By hashing the indexing, we can do the mapping between the index and the location in memory where we can read the value quickly.


### Hash functions

- Function that can be used to map data of any size to a fixed-size values
- A hash function is usually a one-way function (it can't be inverted)
- Used to index hash tables 
- Cryptographic applications



### Hash functions

- The hash function is the most important componen of a hash tacle
- Example: $F(x) = x % 5$
- We need to pick a function with a wide range to avoid collisions 
- The function should assign the key to the bucket in a uniform manner
- Ideally a one-one mapping between the key and the bucket
- Hash functions are usually not perfect and there is a tradeoff between the number of buckets and the capacity of a bucket


### Hash functions - collisions

- Collisions are inevitable
- We need an algorithm to solve the following questions:

    - how do we organize values in the same bucket?
    - what happens if the bucket has too many keys assigned?
    - how do we search a target value in a bucket?

## Complexity Analysis

Assuming $N$ keys in total:

- Space complexity is $O(N)$
- Search $O(1)$, depends on the design of the table. In the worst case this can be $O(N)$


### Exercise 1

Design a HashSet without using any built-in hash table libraries.

Implement HashSet class:

- void add(key) Inserts the value key into the HashSet.
- bool contains(key) Returns whether the value key exists in the HashSet or not.
- void remove(key) Removes the value key in the HashSet. If key does not exist in the HashSet, do nothing.
 

### Exercise 2

Design a HashMap without using any built-in hash table libraries.

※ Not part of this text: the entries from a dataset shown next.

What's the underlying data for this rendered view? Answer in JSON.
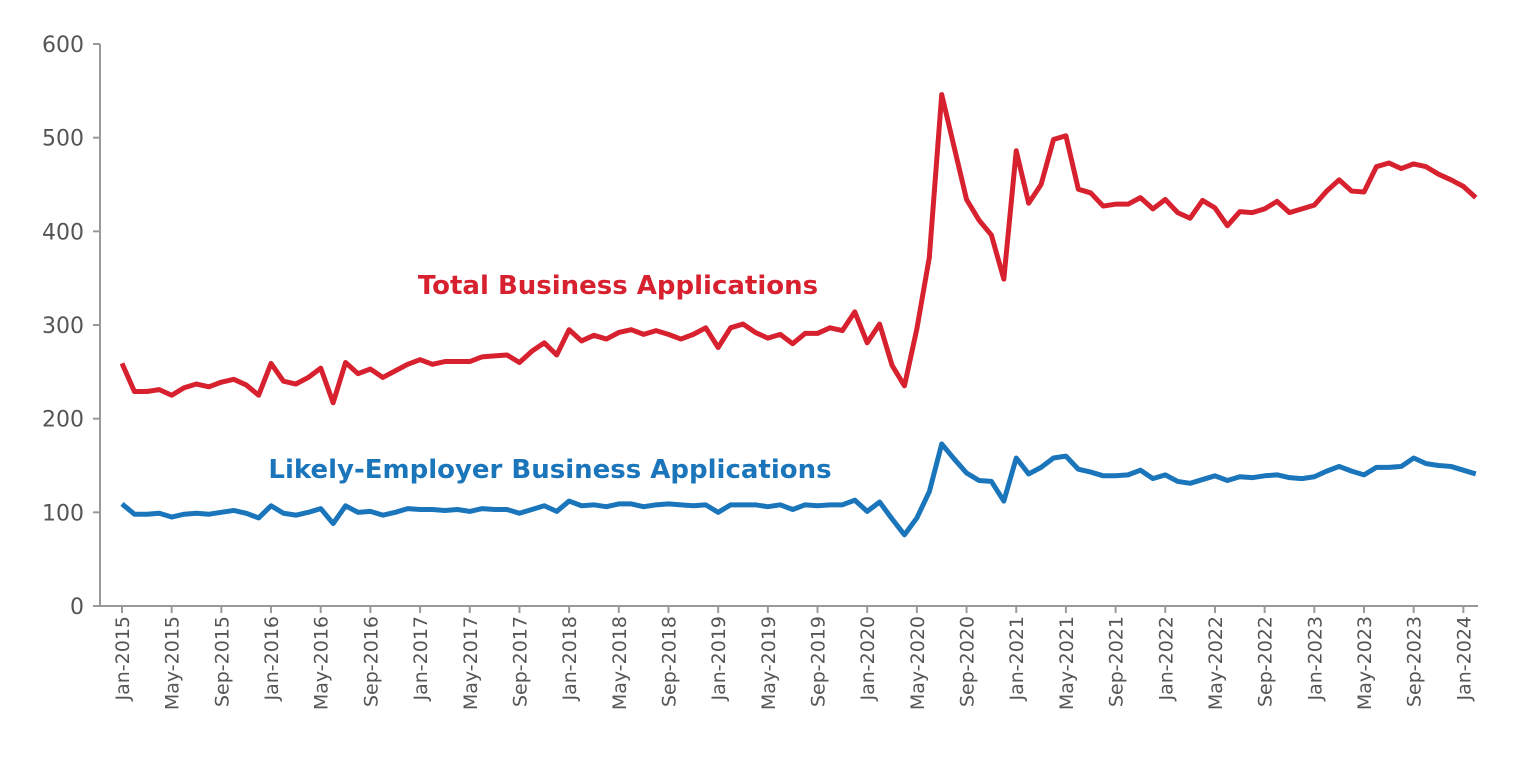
{
  "chart_data": {
    "type": "line",
    "categories": [
      "Jan-2015",
      null,
      null,
      null,
      "May-2015",
      null,
      null,
      null,
      "Sep-2015",
      null,
      null,
      null,
      "Jan-2016",
      null,
      null,
      null,
      "May-2016",
      null,
      null,
      null,
      "Sep-2016",
      null,
      null,
      null,
      "Jan-2017",
      null,
      null,
      null,
      "May-2017",
      null,
      null,
      null,
      "Sep-2017",
      null,
      null,
      null,
      "Jan-2018",
      null,
      null,
      null,
      "May-2018",
      null,
      null,
      null,
      "Sep-2018",
      null,
      null,
      null,
      "Jan-2019",
      null,
      null,
      null,
      "May-2019",
      null,
      null,
      null,
      "Sep-2019",
      null,
      null,
      null,
      "Jan-2020",
      null,
      null,
      null,
      "May-2020",
      null,
      null,
      null,
      "Sep-2020",
      null,
      null,
      null,
      "Jan-2021",
      null,
      null,
      null,
      "May-2021",
      null,
      null,
      null,
      "Sep-2021",
      null,
      null,
      null,
      "Jan-2022",
      null,
      null,
      null,
      "May-2022",
      null,
      null,
      null,
      "Sep-2022",
      null,
      null,
      null,
      "Jan-2023",
      null,
      null,
      null,
      "May-2023",
      null,
      null,
      null,
      "Sep-2023",
      null,
      null,
      null,
      "Jan-2024",
      null
    ],
    "series": [
      {
        "name": "Total Business Applications",
        "color": "#d7212f",
        "values": [
          259,
          229,
          229,
          231,
          225,
          233,
          237,
          234,
          239,
          242,
          236,
          225,
          259,
          240,
          237,
          244,
          254,
          217,
          260,
          248,
          253,
          244,
          251,
          258,
          263,
          258,
          261,
          261,
          261,
          266,
          267,
          268,
          260,
          272,
          281,
          268,
          295,
          283,
          289,
          285,
          292,
          295,
          290,
          294,
          290,
          285,
          290,
          297,
          276,
          297,
          301,
          292,
          286,
          290,
          280,
          291,
          291,
          297,
          294,
          314,
          281,
          301,
          257,
          235,
          296,
          372,
          546,
          490,
          434,
          412,
          396,
          349,
          486,
          430,
          450,
          498,
          502,
          445,
          441,
          427,
          429,
          429,
          436,
          424,
          434,
          420,
          414,
          433,
          425,
          406,
          421,
          420,
          424,
          432,
          420,
          424,
          428,
          443,
          455,
          443,
          442,
          469,
          473,
          467,
          472,
          469,
          461,
          455,
          448,
          436
        ]
      },
      {
        "name": "Likely-Employer Business Applications",
        "color": "#1a75bb",
        "values": [
          109,
          98,
          98,
          99,
          95,
          98,
          99,
          98,
          100,
          102,
          99,
          94,
          107,
          99,
          97,
          100,
          104,
          88,
          107,
          100,
          101,
          97,
          100,
          104,
          103,
          103,
          102,
          103,
          101,
          104,
          103,
          103,
          99,
          103,
          107,
          101,
          112,
          107,
          108,
          106,
          109,
          109,
          106,
          108,
          109,
          108,
          107,
          108,
          100,
          108,
          108,
          108,
          106,
          108,
          103,
          108,
          107,
          108,
          108,
          113,
          101,
          111,
          93,
          76,
          94,
          122,
          173,
          157,
          142,
          134,
          133,
          112,
          158,
          141,
          148,
          158,
          160,
          146,
          143,
          139,
          139,
          140,
          145,
          136,
          140,
          133,
          131,
          135,
          139,
          134,
          138,
          137,
          139,
          140,
          137,
          136,
          138,
          144,
          149,
          144,
          140,
          148,
          148,
          149,
          158,
          152,
          150,
          149,
          145,
          141
        ]
      }
    ],
    "ylim": [
      0,
      600
    ],
    "yticks": [
      0,
      100,
      200,
      300,
      400,
      500,
      600
    ]
  }
}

Implement the HashMap class:

- HashMap() initializes the object with an empty map.
- void put(int key, int value) inserts a (key, value) pair into the HashMap. If the key already exists in the map, update the corresponding value.
- int get(int key) returns the value to which the specified key is mapped, or -1 if this map contains no mapping for the key.
- void remove(key) removes the key and its corresponding value if the map contains the mapping for the key.